The Best We Have to Offer

By Devin Morse, Esteemed Satirist

After a hard day’s work, it’s only fair that I treat myself to the best our great nation has to offer. So tonight, I’m going to pick up a six-pack of Bud Light, eat a big bag of McDonald’s, and listen to Katy Perry’s hit song “E.T.” until my face bleeds.
That Katy Perry is just so hot right now, isn’t she?
In case you haven’t heard her newest track, I’ll give you a quick rundown. I’ll admit I’m not completely sure I grasp the meaning, but I’ve got a pretty good handle. The premise seems to be Katy Perry (intergalactic prostitute with a heart of gold) and Kanye West (universal douche) trying to drug and date rape an alien investment broker in a complicated scheme to win back the naming rights to a dog-racing track on their home planet of Beta Nine. At least, that’s what I seem to get out of it…The video really fills in a lot of these details.
Either way, the content is surely top-notch. It’s Katy Perry’s sound, however – that synthetic, regurgitated, greasy rhythm – that just can’t keep me away. She might be my new favorite star. I like her music almost as much, if not more, than I like my favorite food and beverage. Come to think of it, if a person were to ask me what Katy Perry’s music sounds like, I would tell them to imagine the taste of a McDonald’s hamburger being washed down with a Bud Light.
How could life get any better? I’ve got my watery beer, my flavorless food, and my inert music. Ah…the wonders of modern America.
But there are always haters.
Apparently, there is a rather large group of Americans that view brewing beer, cooking food, and especially writing music, as an art (apparently pronounced:“ärt”).     These stupid hippies are stuck on the idea that, if you use skill and imagination, the things you create can have a meaning beyond basic superficial sensory stimulation.
Yeah… okay… sure… I think you’ve had enough, Starglow Dayflower. Put down the pipe dream, and watch capitalism in action.
Who are these people trying to kid? Americans don’t want art, we want products. We want beer that gets us drunk. We want food that makes us full. We want music that will make us cool and trendy – that will somehow get us laid. Why buy a fancy-schmantzy burger, when the cheaper, tasteless version gets you just as full?
I find that I look for the same qualities in my music that I look for in my food. I just love it when songs come packaged the way Katy Perry’s do: hermetically-sealed, “fun-sized” little bits – complete with twist-off caps, easy-tear corners, and a disposable pretense.
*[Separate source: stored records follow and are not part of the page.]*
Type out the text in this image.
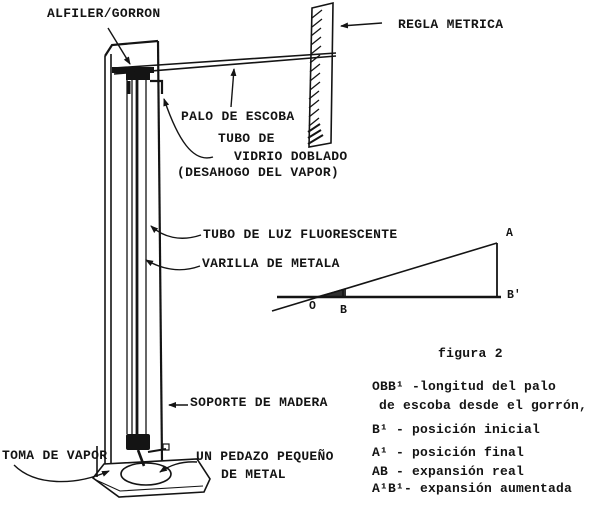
ALFILER/GORRON
REGLA METRICA
PALO DE ESCOBA
TUBO DE
VIDRIO DOBLADO
(DESAHOGO DEL VAPOR)
TUBO DE LUZ FLUORESCENTE
VARILLA DE METALA
SOPORTE DE MADERA
TOMA DE VAPOR	UN PEDAZO PEQUEÑO
DE METAL
A
B'
O B
figura 2
OBB¹ -longitud del palo
de escoba desde el gorrón,
B¹ - posición inicial
A¹ - posición final
AB - expansión real
A¹B¹- expansión aumentada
Her personal trainer hasn’t hurt things, either. Obviously, I’m not alone in this thought.
Just take a look at the Billboard Top 100 list and tell me it doesn’t read an awful lot like the McDonald’s value menu. To name the top three artists: Katy Perry (featuring Kanye West), Rihanna, and The Black Eyed Peas. Why, yes, I suppose the Black Eyed Peas are the Big N’ Tasties of the music industry (although the cases of uncontrollable diarrhea have yet to surface).
The point is that regarding music as art just takes so much listening and appreciation. These activities are an affront to our basic American sensibilities. Musical complexity and sophistication are foreign flavors, and we hate them in the same way we hate blue cheese, liver pâté, and olive tapenade. We don’t want to understand the intricacies of jazz, soul, or classical music. We don’t want meaning; we just want to grab whatever is convenient at the drive-through window.
You’ve surely already guessed that the whole bit I started off with – the bit about Katy Perry and Kanye West date-raping an alien ­– was untrue. In reality, I’m pretty sure that song has little meaning, and probably even less musical value. Who cares? The fact is that, much like my six pack of Bud Light, and my bag of McDonald’s, a marketing team somewhere was kind enough to put Katy Perry on my plate before I ever got hungry for anything else; thus, saving me the task of choosing what type of music to consume.
This, my friend, is our glorious American heritage – the summation of our capitalism. Our era’s greatest legacy will be the embrace of mediocrity across the board. History will remember the Greeks for philosophy, the Romans for government and science, and American marketing executives for figuring out how to water down art until it appeals to the greatest market share.
With this in mind, it seems that Bud Light, McDonald’s hamburgers, and Katy Perry are the greatest achievements of our time – simply the best America has to offer.